Я сгенерировал таблицы с последовательностями инструкций из секции .text двоичного файла. Таблица с последовательностями из двух команд выглядит так:
sequence | total | relative
------------------------------------
e3a0b000e3a0e000 | 2437 | 0.0469
...
Последовательности были извлечены с использованием IDAPython, сгенерированные текстовые файлы выглядят так:
9c54 SUBROUTINE
9c54 e3a0b000 MOV R11, #0
9c58 e3a0e000 MOV LR, #0
...
ОБНОВЛЕНО
Теперь я использую алгоритм Aho-Corasick для сопоставления этих последовательностей в том же двоичном файле, из которого я их извлек. Я просто добавляю все последовательности из таблицы в автомат Ахо:
import binascii
import ahocorasick
from connect_db import DB
from get_metadata import get_meta
a = ahocorasick.Automaton()
meta = get_meta()
with DB('test.db') as db:
for idx, key in enumerate(list(db.select_query(meta['select_queries']['select_all'].format('sequence_two')))):
a.add_word(key[0], (idx, key[0]))
a.make_automaton()
with open('../test/test_binary', 'rb') as f:
for sub in a.iter(f.read().hex()):
print('file offset: %s; length: %d; sequence: %s' % (hex(sub[0]), len(sub[1][1]), sub[1][1]))

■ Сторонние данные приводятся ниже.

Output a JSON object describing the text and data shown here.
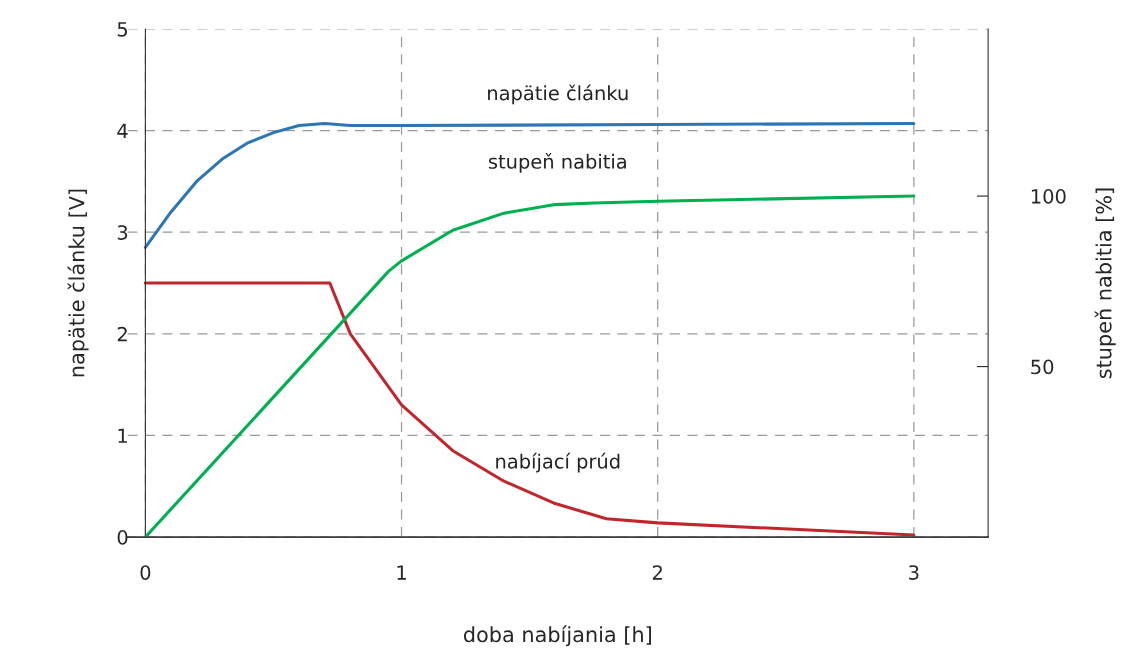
{
  "chart_data": {
    "type": "line",
    "xlabel": "doba nabíjania [h]",
    "ylabel": "napätie článku [V]",
    "y2label": "stupeň nabitia [%]",
    "xlim": [
      -0.07,
      3.29
    ],
    "xticks": [
      0,
      1,
      2,
      3
    ],
    "ylim": [
      0,
      5
    ],
    "yticks": [
      0,
      1,
      2,
      3,
      4,
      5
    ],
    "y2lim": [
      0,
      149
    ],
    "y2ticks": [
      50,
      100
    ],
    "grid": true,
    "series": [
      {
        "name": "napätie článku",
        "color": "#2e75b6",
        "x": [
          0,
          0.1,
          0.2,
          0.3,
          0.4,
          0.5,
          0.6,
          0.7,
          0.75,
          0.8,
          1,
          2,
          3
        ],
        "values": [
          2.85,
          3.2,
          3.5,
          3.72,
          3.88,
          3.98,
          4.05,
          4.07,
          4.06,
          4.05,
          4.05,
          4.06,
          4.07
        ]
      },
      {
        "name": "stupeň nabitia",
        "color": "#00b050",
        "axis": "y2",
        "x": [
          0,
          0.95,
          1.0,
          1.2,
          1.4,
          1.6,
          1.75,
          2,
          3
        ],
        "values": [
          0,
          78,
          81,
          90,
          95,
          97.5,
          98,
          98.5,
          100
        ]
      },
      {
        "name": "nabíjací prúd",
        "color": "#c0272d",
        "x": [
          0,
          0.72,
          0.8,
          1.0,
          1.2,
          1.4,
          1.6,
          1.8,
          2,
          3
        ],
        "values": [
          2.5,
          2.5,
          2.0,
          1.3,
          0.85,
          0.55,
          0.33,
          0.18,
          0.14,
          0.02
        ]
      }
    ]
  }
}
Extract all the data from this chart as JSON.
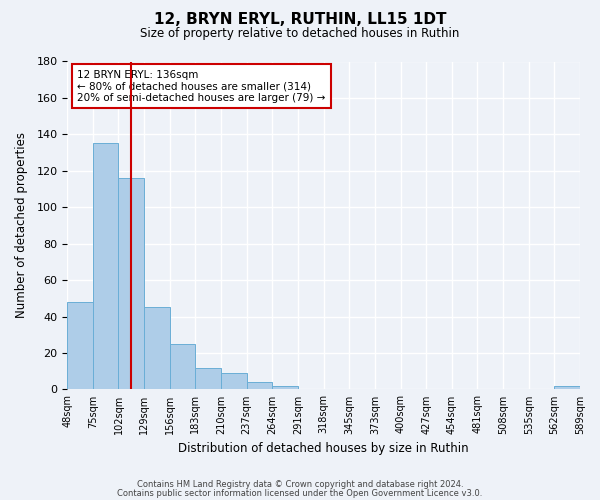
{
  "title": "12, BRYN ERYL, RUTHIN, LL15 1DT",
  "subtitle": "Size of property relative to detached houses in Ruthin",
  "xlabel": "Distribution of detached houses by size in Ruthin",
  "ylabel": "Number of detached properties",
  "bar_values": [
    48,
    135,
    116,
    45,
    25,
    12,
    9,
    4,
    2,
    0,
    0,
    0,
    0,
    0,
    0,
    0,
    0,
    0,
    0,
    2
  ],
  "tick_labels": [
    "48sqm",
    "75sqm",
    "102sqm",
    "129sqm",
    "156sqm",
    "183sqm",
    "210sqm",
    "237sqm",
    "264sqm",
    "291sqm",
    "318sqm",
    "345sqm",
    "373sqm",
    "400sqm",
    "427sqm",
    "454sqm",
    "481sqm",
    "508sqm",
    "535sqm",
    "562sqm",
    "589sqm"
  ],
  "bar_color": "#aecde8",
  "bar_edge_color": "#6aaed6",
  "property_line_x": 2.5,
  "property_line_color": "#cc0000",
  "annotation_box_text": "12 BRYN ERYL: 136sqm\n← 80% of detached houses are smaller (314)\n20% of semi-detached houses are larger (79) →",
  "ylim": [
    0,
    180
  ],
  "yticks": [
    0,
    20,
    40,
    60,
    80,
    100,
    120,
    140,
    160,
    180
  ],
  "footer_line1": "Contains HM Land Registry data © Crown copyright and database right 2024.",
  "footer_line2": "Contains public sector information licensed under the Open Government Licence v3.0.",
  "background_color": "#eef2f8",
  "grid_color": "#ffffff",
  "fig_width": 6.0,
  "fig_height": 5.0
}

Тогда я получаю следующий вывод:
file offset: 0x38b7; length: 16; sequence: e3a0b000e3a0e000
...
Моя проблема в том, что Aho-Corasick возвращает 0x38b7, и я использовал ghex в Ubuntu, чтобы снова просмотреть двоичный файл и нашел две инструкции с ожидаемым смещением:
offset: bytes:
00001C54 E3A0B000 E3A0E000 ...
То есть я должен найти их в диапазоне 0x1c54 - 0x1c5c, который является необработанным смещением (0x9c54 - 0x8000)
Я еще не совсем понял, как добраться до того же смещения, но я бы хотел получить необработанное смещение с помощью Aho-Corasick. Я знаю, что Aho-Corasick возвращает смещение конца ключевого слова.